Un humilde capitulo para el día de hoy, espero sea de su agrado. Mil millones de gracias por sus comentarios. Se sienten como caricias, sinceramente. Besototote. Se las quiere.

Descargo: Glee no es mío. Pero si lo fuera haría que Dianna Agron fuera la nueva Spiderman, sólo por el simple hecho de verla en el traje de expandes azul y rojo saltando de edificio en edificio. Ya estoy flasheando mucho ¿no?

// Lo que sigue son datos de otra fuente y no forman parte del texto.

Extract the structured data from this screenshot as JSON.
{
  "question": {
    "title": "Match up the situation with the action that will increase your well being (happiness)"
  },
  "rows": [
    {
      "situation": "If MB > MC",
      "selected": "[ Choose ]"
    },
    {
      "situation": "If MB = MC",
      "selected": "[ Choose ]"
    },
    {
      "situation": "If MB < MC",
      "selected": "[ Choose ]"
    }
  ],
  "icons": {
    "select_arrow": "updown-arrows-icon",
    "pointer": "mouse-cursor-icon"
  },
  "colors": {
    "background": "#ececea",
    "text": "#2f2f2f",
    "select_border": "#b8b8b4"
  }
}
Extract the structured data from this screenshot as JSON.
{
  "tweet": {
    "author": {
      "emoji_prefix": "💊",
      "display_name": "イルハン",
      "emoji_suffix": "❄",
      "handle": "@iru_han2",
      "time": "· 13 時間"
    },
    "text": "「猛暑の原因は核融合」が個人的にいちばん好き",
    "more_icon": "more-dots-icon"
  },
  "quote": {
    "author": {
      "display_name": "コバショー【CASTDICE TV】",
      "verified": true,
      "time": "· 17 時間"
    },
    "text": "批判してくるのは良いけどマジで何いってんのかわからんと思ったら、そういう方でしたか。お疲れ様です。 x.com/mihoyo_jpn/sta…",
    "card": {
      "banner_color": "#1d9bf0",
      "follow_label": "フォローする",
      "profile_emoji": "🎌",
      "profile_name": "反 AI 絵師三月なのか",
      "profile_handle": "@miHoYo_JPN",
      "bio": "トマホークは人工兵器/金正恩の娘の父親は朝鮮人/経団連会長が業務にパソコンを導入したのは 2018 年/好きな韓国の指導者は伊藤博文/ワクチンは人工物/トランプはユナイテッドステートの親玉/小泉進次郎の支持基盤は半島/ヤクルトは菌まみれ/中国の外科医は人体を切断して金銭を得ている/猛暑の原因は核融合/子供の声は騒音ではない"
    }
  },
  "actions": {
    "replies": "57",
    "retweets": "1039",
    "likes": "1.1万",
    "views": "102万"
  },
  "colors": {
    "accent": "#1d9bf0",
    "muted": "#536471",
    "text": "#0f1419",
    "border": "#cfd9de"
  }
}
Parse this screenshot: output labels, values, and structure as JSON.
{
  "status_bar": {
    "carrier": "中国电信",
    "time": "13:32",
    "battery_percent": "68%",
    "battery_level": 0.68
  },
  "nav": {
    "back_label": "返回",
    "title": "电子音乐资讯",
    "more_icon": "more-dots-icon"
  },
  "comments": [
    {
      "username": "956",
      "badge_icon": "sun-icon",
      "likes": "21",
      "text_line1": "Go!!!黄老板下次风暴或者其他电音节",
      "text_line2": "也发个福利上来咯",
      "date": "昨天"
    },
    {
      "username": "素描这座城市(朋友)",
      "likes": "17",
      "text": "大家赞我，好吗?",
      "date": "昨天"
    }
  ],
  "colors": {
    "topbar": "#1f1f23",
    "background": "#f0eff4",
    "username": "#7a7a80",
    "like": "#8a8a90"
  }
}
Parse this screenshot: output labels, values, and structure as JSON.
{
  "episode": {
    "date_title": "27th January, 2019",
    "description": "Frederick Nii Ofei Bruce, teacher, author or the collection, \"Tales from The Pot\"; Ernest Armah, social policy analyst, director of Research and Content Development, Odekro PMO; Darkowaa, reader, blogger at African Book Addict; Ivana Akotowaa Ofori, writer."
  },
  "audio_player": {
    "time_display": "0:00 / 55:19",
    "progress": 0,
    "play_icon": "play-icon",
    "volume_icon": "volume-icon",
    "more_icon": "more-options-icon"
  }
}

Capitulo 38: "Un verdadero Zoológico"

- Una de dos, o dejo de encontrar material prohibido o busco otra forma de destruirlo – Quinn había descubierto lo peligrosa que se ponía la tarea de eliminar todo rastro de la obsesión por las revistas y los videos de su novia cuando la última fogata que hizo casi se le sale de las manos. Una vez hecho el trabajo sucio tenía todas las intenciones de irse a la pileta, mejor dicho, quería tirarse bajo el sol durante un tiempo largo. Por más que no quisiera hacerlo tenía que darle la razón a su amiga, necesitaba un poco de color para lucir el vestido de la fiesta de mañana – Estúpida Santana y su idea de usar ropa blanca – se acordó de la latina apenas se disponía a elegir su malla. Se había comprado dos bikini, una blanca y una negra. Los dos colores con los que Rachel se perdía automáticamente – Vamos a ver Rachel Berry cuanto tiempo puedes seguir prestándole atención a tus cuatriciclos cuando me tengas así – La regla era muy clara… si Quinn quería atención, Quinn la tenía. Y esta no iba a ser la excepción, la rubia quería que su novia estuviera todo el tiempo arriba de ella, tocándola, mirándola, celándola, lo que sea con tal de tenerla para ella. Se podía decir que Quinn estaba antojada de su novia y cuando una mujer tiene un antojo es un pecado no saciarlo – Por ser el primer día, no voy a ser tan mala y me voy a poner el negro – hablaba con ella misma – No quiero que sufra tampoco – La rubia tenía claro que si Rachel descubría el color blanco es sus prendas interiores o en este caso en la malla, era muy probable que Quinn no saliera sana y salva de la situación.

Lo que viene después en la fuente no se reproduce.